Ashton positively bristled at the notion of putting one of his favourites out to grass and introducing the young generation headed by London Irish's David Paice.

"Ronnie a very good scrummager and a terrific member of the England team," said Ashton.

"I had no hesitation whatsoever in picking him.
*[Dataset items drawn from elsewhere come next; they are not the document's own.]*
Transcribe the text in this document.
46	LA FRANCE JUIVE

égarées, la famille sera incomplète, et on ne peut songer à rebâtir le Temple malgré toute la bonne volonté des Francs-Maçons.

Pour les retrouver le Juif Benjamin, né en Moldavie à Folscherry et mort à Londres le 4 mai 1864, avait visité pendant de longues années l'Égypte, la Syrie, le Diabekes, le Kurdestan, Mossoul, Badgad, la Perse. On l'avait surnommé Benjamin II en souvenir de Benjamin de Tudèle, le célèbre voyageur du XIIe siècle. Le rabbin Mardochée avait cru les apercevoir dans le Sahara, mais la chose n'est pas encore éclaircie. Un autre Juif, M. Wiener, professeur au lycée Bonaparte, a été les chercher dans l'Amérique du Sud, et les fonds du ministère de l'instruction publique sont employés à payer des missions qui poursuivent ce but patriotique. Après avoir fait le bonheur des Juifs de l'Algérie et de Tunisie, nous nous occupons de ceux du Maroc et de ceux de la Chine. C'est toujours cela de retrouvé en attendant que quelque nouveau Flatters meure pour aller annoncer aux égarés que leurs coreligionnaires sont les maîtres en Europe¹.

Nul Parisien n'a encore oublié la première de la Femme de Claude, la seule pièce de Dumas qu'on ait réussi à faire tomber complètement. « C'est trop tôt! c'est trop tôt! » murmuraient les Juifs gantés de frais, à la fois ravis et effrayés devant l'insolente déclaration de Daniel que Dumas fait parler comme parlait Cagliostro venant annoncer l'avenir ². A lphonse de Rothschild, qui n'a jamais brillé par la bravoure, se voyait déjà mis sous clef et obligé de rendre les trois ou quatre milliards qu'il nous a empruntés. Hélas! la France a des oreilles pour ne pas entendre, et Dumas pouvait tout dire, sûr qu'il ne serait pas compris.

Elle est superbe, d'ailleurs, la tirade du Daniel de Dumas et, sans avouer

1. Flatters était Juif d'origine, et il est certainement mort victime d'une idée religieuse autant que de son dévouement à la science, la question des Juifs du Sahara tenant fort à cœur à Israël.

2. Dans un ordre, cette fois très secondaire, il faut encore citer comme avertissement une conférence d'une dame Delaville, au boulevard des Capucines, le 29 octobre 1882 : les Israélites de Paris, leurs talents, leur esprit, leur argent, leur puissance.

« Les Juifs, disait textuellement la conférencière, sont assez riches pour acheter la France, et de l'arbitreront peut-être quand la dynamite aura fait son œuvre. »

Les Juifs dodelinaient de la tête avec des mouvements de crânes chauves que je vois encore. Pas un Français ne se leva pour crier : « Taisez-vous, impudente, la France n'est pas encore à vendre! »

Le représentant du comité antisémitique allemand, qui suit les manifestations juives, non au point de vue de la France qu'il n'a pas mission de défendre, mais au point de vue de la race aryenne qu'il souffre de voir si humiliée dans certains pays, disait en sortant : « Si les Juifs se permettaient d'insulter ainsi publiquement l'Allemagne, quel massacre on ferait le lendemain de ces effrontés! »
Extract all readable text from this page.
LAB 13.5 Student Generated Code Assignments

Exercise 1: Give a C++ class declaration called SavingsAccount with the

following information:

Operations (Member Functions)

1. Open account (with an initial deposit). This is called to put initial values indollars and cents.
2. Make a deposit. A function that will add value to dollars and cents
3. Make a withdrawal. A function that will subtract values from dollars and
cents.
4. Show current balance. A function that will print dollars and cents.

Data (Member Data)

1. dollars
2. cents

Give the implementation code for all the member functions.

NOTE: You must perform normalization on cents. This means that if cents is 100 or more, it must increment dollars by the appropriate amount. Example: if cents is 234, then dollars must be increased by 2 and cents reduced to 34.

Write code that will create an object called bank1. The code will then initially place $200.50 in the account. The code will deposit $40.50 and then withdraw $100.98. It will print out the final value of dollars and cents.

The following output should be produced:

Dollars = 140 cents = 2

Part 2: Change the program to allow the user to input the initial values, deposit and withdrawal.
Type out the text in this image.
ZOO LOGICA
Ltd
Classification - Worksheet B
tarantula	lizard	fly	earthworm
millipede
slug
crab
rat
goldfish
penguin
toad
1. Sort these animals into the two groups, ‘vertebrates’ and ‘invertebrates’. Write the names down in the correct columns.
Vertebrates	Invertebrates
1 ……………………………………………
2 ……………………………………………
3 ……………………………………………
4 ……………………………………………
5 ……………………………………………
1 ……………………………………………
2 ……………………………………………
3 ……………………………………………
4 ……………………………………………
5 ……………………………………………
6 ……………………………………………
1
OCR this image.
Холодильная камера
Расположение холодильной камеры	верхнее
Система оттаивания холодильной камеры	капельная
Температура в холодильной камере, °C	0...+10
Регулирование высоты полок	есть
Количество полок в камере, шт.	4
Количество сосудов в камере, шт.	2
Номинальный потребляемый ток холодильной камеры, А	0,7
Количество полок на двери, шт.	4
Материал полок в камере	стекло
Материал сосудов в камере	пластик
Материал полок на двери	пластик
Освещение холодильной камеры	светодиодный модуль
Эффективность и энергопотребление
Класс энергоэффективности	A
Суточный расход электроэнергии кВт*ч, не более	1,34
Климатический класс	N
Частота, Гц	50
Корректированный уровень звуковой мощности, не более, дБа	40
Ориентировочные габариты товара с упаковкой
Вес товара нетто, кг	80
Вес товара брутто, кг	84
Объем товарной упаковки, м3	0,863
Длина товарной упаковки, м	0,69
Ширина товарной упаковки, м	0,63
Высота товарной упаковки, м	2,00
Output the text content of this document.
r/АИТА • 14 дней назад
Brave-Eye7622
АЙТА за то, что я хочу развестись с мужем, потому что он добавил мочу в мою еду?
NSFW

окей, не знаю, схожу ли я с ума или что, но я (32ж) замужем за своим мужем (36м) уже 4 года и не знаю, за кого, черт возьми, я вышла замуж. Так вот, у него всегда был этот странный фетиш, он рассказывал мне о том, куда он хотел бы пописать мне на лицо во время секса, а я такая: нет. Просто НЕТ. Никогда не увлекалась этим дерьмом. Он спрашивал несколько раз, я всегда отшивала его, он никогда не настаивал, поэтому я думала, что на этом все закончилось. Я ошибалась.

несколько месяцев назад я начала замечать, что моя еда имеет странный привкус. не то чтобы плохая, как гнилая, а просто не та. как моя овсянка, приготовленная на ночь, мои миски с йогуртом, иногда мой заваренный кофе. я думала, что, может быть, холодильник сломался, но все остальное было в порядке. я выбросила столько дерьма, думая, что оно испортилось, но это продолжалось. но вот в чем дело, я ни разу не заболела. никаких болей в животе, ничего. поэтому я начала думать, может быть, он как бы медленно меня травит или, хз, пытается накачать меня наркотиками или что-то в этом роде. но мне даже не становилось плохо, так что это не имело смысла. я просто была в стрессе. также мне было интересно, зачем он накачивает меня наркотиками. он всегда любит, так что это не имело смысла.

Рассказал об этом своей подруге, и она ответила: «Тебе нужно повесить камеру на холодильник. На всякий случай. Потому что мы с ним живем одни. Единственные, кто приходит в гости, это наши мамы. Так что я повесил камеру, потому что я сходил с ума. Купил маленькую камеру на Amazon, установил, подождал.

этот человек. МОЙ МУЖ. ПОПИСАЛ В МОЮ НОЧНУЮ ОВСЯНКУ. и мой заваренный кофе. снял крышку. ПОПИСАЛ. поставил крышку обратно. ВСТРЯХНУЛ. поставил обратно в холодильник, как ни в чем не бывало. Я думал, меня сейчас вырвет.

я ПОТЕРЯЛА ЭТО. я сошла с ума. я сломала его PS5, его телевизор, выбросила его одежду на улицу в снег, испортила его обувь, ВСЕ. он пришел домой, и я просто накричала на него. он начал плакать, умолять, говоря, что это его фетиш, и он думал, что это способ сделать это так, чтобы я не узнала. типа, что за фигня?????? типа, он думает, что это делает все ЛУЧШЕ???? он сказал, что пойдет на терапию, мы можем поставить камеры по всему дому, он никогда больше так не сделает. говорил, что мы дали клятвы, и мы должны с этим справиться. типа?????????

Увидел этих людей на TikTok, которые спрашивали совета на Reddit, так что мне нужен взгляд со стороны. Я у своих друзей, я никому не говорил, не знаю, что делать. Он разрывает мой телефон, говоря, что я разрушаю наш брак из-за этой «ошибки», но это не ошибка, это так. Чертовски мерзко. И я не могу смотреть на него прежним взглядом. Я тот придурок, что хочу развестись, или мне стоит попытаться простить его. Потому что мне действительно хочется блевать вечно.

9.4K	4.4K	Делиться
He's worth his weight in gold."

Vainikolo will not be the only uncapped player to make the final 22. Danny Cipriani will be the fly half/goalkicking cover for Jonny Wilkinson and Sale scrum-half Richard Wigglesworth is vying with Peter Richards for the second scrum half position.

The one bolter in the squad is Leicester's back row gazelle Tom Croft, at 22 shooting straight into the vacancy left by Corry's retirement on the strength of a mere dozen Premiership starts.

England 32-man squad for RBS 6 Nations Championship

Backs: I Balshaw (Gloucester), D Cipriani (Wasps), M Cueto (Sale Sharks), T Flood (Newcastle), A Gomarsall (Harlequins), C Hodgson (Sale Sharks), J Noon (Newcastle), P Richards (London Irish), P Sackey (Wasps), D Strettle (Harlequins), M Tait (Newcastle), M Tindall (Gloucester), R Wigglesworth (Sale Sharks), J Wilkinson (Newcastle), L Vainikolo (Gloucester).

Forwards: S Borthwick (Bath), T Croft (Leicester), G Chuter (Leicester), L Deacon (Leicester), N Easter (Harlequins), J Haskell (Wasps), B Kay (Leicester), L Mears (Bath), L Moody (Leicester), T Payne (Wasps), T Rees (Wasps), M Regan (Bristol), S Shaw (Wasps), A Sheridan (Sale Sharks), M Stevens (Bath), P Vickery (Wasps, capt), J Worsley (Wasps).